This and the next page show pictures from our hike up the Gamsberg on Saturday, June XX, 2003.
This is the main highway in these parts. The paved road turned into dust and gravel a few kilometers outside of Windhoek. This is the road from Windhoek to Walvis Bay on the coast. If we get enough work done, we might go check out the ocean this weekend.
The picture is a little blurry because the car was bouncy, but here we are driving past the Weissenfels, and I wanted to try to get a picture of the farm from a distance.
Here we're starting to get into the mountains. We left the Weissenfels a little after nine, and got to the trailhead by 10:40 AM.
Here you can see two kudu in the lower left part of the image, as seen against a typical landscape for this part of the country.
Another landscape. I found the rocks very impressive. To get to the Gamsberg, we got off the main road after only about 45 minutes, and spent the rest of the time driving along a very bumpy, rough, up-and-down one-lane track back up into the mountains.
Here you can see one of the spectacular views with which we were constantly confronted. I loved the way you could see, framed between these two peaks, the view of the desert off in the distance.
A particularly nice strech of road. The car was bouncing around far too much to take photos of the bad parts of the road.We saw a snake getting the heck out of the road near here, but I wasn't fast enough to photograph it.
An interesting rock formation.
About 20 km off the main road was the farm Weener. They have custody of the entrence to the Gamsberg, which actually does belong to the Max Planck Institut. Tourists (of which there are few) have to pay a small fee to go in and camp or hike. This is the entrance to the farm.
Be careful about downloading this one -- it's huge. It's a 180 degree panorama shot of the mountain range.
Another shot of the rocky terrain and the vast distances beyond.
An interesting rocky hill.
We had to drive through this cow stall to get to the trail head, which was just a few meters further down the road from here. I had to get out of the car to open and close a gate. The cows left me alone, though.
As I was opening the gate, I heard this weird noise. I asked my colleagues if they heard it too, and they said oh, it's just dogs. I said it was unlike any dogs I'd ever heard, and then some motion caught the corner of my eye. I wish I had tried to take a picture, because there was a pack of baboons fighting across the rocks on the side of the Gamsberg. One even fell, but didn't seem hurt. It was a little nervewracking to see fighting baboons not far from where you plan to hike, but we never saw them again.
More rocks and mountains.
Here we are at the trail head. Dieter Horns from Heidelberg is in the front, and Eli and Carl are in the back.

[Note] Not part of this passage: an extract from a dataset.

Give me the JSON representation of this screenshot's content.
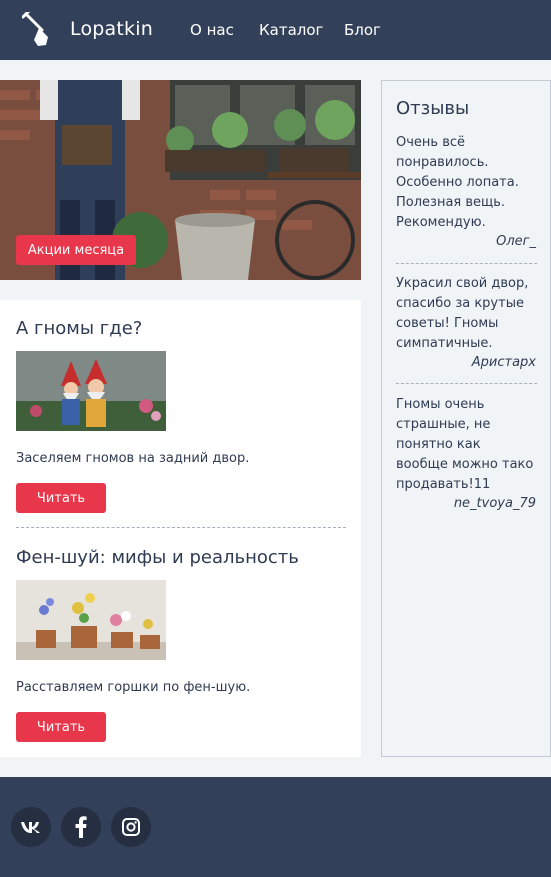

I saw another animal in these rocks -- it was like a woodchuck, and it scrabbled its way up a diagonal cleft between some rocks, ran along a ridge to the right, and then disappeared. I missed photographing it, but I liked the geometry of the rocks, so at least I got them.
An interesting tree.
This is the Gamsberg from the bottom of the trail. If you look near the top, to the right edge of the mountain, you can see a red scratch, zig-zagging its way along. That's where we were headed.
A view back in the general direction we came from.
Carl, looking out over the Khomas Highlands from part way up the mountain.
The mountain range extending to the north west. From the HESS site, you can only see the tallest of these, on the right. I was struck by the way that so many of them had the same grain to the rocks.
This is near the top. I liked the image of the sharp thistle with the hazy vista off behind it.